- Genre: soap opera
- Written by: Clare Kennedy (initial episodes)
- Country of origin: Canada
- Original language: English
- No. of seasons: 1

Production
- Producer: John Trent
- Running time: 30 minutes

Original release
- Network: CBC Television
- Release: 28 December 1964 – 11 November 1965

= Moment of Truth (Canadian TV series) =

Moment of Truth is a Canadian serial drama television series that aired on CBC Television from 1964 to 1965, and on NBC in the United States in 1965.

==Premise==
The series was set in Ontario where clinical psychologist Dr. Robert Wallace (Douglass Watson) not only operated a private practice but taught his subject field at the local university. His wife Nancy (Louise King) and their children Johnny (Michael Dodds) and Sheila (Barbara Pierce) were also primary series characters. Other characters included Lila (Sandra Scott) who was Nancy's sister, Eric Brandt (John Horton), Dexter Elliot (Chris Wiggins), Linda Harris (Anna Hagan), Dean Hogarth (Cec Linder), Walter Leeds (Robert Goodier), Wilma Leeds (Lynne Gorman), Jack Williams (Stephen Levy) and Carol Williams (Toby Tarnow).

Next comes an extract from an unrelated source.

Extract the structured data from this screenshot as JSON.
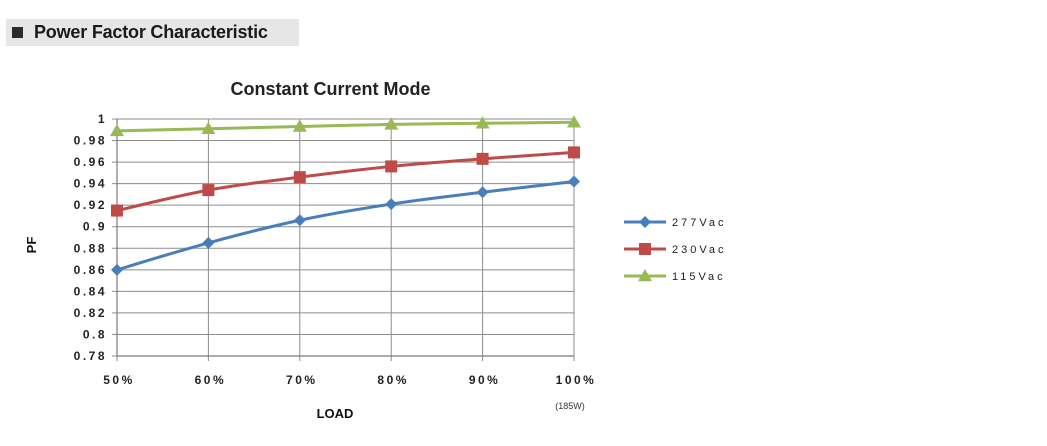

Doctor characters included Vincent Conway (Peter Donat), Russell Wingate (Ivor Barry) and Gil Bennett (John Bethune). As many as 60 different characters could be seen during a week of the series.

==Production==
Moment of Truth was recorded at Robert Lawrence Productions in Toronto and produced by John Trent. Clare Kennedy wrote the early episodes.

==Scheduling==
This half-hour series was broadcast weekday afternoons at varying times from 28 December 1964 to 11 November 1965.

NBC also purchased the series for broadcast in the United States from 4 January to 5 November 1965. It was replaced by Days of Our Lives.